Dallas officer facing capital murder charges was under suspicion two years earlier, documents say

Court records show the Dallas police officer jailed on two capital murder charges was the subject of the investigation earlier than first known.

The Dallas Police Department said last week they began investigating Ofc. Bryan Riser in 2019 and he remained on the job until his arrest last Thursday. He was fired Tuesday by the department after an internal investigation.

DPD, where he worked for 13 years, says he orchestrated a murder for hire plot — putting out two successful hits on a man and a woman — in 2017. Three men were arrested and charged with capital murder. Police say one of them came forward in 2019 accusing Riser of hiring them for the jobs.

"I think their case is actually weak because it all comes from three convicted felons who have every reason to lie and try to get some kind of deal by getting Bryan Riser arrested," Toby Shook, Riser’s attorney.

"He was identified as a suspect in 2019," Chief Eddie Garcia said the day of Riser’s arrest. "He doesn’t become a murder suspect until we have probably cause that he is a murder suspect."

But according to court documents, Riser was on the department’s radar two years earlier in connection to his father, Byron Riser, who was convicted of drug distribution.

A Dallas police detective testified at a hearing in 2017 for Byron Riser that they’d connected Ofc.
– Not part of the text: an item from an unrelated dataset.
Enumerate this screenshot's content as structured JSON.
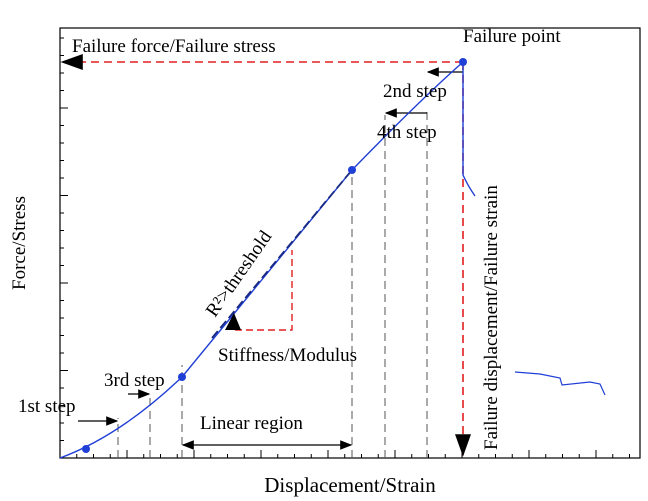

Riser to their murder investigation because of "phone calls made" between the involved parties, including Ofc. Riser.

When the detective is asked, "Is he (Bryan Riser) a subject of that murder investigation as well?" the detective answered "Yes."

Court documents also reveal the woman Ofc. Riser is accused of having murdered was an alleged prostitute living at the Oak Cliff apartment with Riser’s father. The documents describe her as an "informant" in a murder case.

Shook says Riser’s only involvement was to run a warrant check on the woman’s husband in 2015 at the woman’s request. Shook says Riser was questioned by police for that and reprimanded, but that was it at the time.

Former Dallas police chief Renee Hall says she wasn’t aware Riser was a murder suspect in the woman’s death — the body found near the Trinity River — until 2019, but says there wasn’t enough evidence to arrest him and a decision was made to keep him on the job to avoid compromising the investigation.

Dallas police say they don’t know what motivated Officer Riser’s alleged actions and Shook says that may be one of the prosecution’s biggest hurdles.

"You would think if a police officer is paying hit man to kill people, he’d be involved in a criminal enterprise … they produce no evidence of that. There’s no reason for him to kill people," Shook said.

Riser's brother, who is a Dallas County Sheriff's Deputy, was also mentioned in the 2017 court documents. That department says he remains on active duty and referred further questions to DPD.

As for Bryan Riser's case, shook says he expects a grand jury decision in the next three months.